The professor wanted to know if she had departed on roller skates or had flown out the window.
Although he couldn’t answer that question, Ferguson did not think that this was a complication of dialysis, “Just look at these lab reports.” And there was no window.
The nurses who were unable to escape were called into the room.
Mrs. Mulligan had been there for her morning bath, but she weighed only 57 pounds—they surmised that it would be pretty easy to sneak her out of the hospital. “She could have traveled in a small suitcase,” suggested one nurse.
“I’ve always enjoyed renal rounds,” a wide-eyed resident mentioned to Dr. Phillips as he walked across the room, “but today’s were the best.”

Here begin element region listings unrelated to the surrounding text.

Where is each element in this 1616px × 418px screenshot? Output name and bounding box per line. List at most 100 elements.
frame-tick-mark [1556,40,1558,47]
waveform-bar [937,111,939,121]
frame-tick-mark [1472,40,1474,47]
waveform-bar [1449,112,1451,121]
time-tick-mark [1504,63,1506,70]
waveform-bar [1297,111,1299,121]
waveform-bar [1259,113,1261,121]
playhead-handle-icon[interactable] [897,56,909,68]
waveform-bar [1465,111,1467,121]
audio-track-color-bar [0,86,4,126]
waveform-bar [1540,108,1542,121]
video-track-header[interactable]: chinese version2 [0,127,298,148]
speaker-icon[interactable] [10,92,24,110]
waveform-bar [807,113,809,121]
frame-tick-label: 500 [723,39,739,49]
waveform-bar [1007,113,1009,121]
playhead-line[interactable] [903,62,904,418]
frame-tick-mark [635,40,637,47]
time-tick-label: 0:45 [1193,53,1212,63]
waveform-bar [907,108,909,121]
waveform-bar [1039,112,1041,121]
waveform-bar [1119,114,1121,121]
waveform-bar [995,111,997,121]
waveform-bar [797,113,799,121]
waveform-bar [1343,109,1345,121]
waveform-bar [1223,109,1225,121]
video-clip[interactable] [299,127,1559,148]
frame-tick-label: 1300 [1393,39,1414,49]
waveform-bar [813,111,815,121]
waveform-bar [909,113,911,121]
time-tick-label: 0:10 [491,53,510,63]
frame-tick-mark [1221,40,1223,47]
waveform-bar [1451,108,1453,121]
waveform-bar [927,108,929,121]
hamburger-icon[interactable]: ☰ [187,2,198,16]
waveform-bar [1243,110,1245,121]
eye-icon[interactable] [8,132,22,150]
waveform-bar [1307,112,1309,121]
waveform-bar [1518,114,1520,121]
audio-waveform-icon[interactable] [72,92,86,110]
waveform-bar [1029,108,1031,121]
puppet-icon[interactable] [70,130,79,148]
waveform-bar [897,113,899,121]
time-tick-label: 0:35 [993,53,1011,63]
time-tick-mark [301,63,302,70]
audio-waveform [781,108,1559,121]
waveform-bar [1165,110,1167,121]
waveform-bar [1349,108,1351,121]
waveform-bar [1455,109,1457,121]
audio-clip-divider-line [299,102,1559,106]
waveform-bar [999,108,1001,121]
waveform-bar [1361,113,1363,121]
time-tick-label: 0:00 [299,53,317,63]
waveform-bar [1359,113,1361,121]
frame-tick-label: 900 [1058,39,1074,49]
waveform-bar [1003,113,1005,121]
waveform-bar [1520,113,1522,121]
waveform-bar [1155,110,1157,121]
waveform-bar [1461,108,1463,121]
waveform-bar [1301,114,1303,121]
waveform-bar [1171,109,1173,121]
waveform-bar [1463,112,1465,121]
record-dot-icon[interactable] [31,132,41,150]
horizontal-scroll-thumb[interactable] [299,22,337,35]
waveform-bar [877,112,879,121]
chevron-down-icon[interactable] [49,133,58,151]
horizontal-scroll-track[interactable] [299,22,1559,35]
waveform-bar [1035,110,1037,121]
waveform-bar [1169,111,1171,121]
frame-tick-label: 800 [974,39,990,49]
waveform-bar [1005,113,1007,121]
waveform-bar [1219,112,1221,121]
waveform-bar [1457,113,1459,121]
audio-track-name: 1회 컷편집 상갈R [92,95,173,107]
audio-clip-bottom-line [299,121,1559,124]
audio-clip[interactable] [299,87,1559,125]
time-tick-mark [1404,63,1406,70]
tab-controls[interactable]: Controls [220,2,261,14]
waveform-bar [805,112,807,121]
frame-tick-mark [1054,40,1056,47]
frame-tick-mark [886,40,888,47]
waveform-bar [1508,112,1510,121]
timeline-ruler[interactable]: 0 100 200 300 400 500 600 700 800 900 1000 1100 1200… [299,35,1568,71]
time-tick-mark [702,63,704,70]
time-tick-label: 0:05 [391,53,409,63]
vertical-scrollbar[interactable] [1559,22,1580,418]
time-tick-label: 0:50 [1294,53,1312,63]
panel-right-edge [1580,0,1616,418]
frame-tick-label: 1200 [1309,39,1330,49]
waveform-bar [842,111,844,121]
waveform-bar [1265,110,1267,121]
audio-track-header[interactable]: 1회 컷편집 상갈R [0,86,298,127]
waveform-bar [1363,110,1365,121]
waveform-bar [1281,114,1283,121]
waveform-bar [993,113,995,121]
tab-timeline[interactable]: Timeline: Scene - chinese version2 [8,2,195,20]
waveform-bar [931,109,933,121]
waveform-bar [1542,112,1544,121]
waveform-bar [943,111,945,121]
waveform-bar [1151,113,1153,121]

The chief appreciated the praise. The student inquired whether or not Dr. Phillips would write the case up. The good doctor replied that he was fairly sure that the Garfield Herald Examiner would take care of that.
Inquiries over the next few hours were not helpful. Phillips was certain that the little lady had been present for dialysis. To the best of his knowledge, no one had ever reported adequate dialysis of a mayonnaise jar.
“Why wasn’t anyone aware of the patient’s absence before or during rounds?” Dennis Lipsink, the hospital president wondered—clearly not understanding that no one was going to check on a patient if all the monitors, controls, and alarms remained silent. “And we’re only at 97 percent occupancy,” he sighed, upset at having a profitable client stolen.
“Was this a kidnapping?” Lipsink speculated. The chief of security, brought into the inquisition, indicated that they focused on people who come into the hospital and not those who leave. And, besides, he noted, old Mrs. Mulligan wouldn’t likely command much of a ransom.
“And why did the thief go to the trouble of setting up a mechanical replacement?”
No one knew the answer to that question.
No one had any idea until Phillips, absent-mindedly, looked at the wrinkled note on the back of the mayonnaise jar:
HASN’T AGNES ELSPETH MULLIGAN SUFFERED ENOUGH?
DOCTORS—PLEASE—THERE IS A TIME TO LIVE AND A TIME TO DIE.
From OM
(An old Spanish-American War Vet)
JOEL L. CHINITZ, MD, MPH, practiced nephrology in Philadelphia for 20 years, directed the Hahnemann University College of Medicine nephrology curriculum, and then completed an MPH program at Temple University. Pursuing a second career in public health and community medicine, he was a primary care physician at the Hunting Park Health Center and Medical Director of both the Philadelphia University Physician Assistant program and the Visiting Nurse Association of Greater Philadelphia. As Community Health Coordinator at Philadelphia Physicians for Social Responsibility (PSR) he developed training programs in domestic violence and firearm violence for clinicians. His greatest achievements include completing six marathons after age 40 and being tolerated by a wife and three exceptional daughters.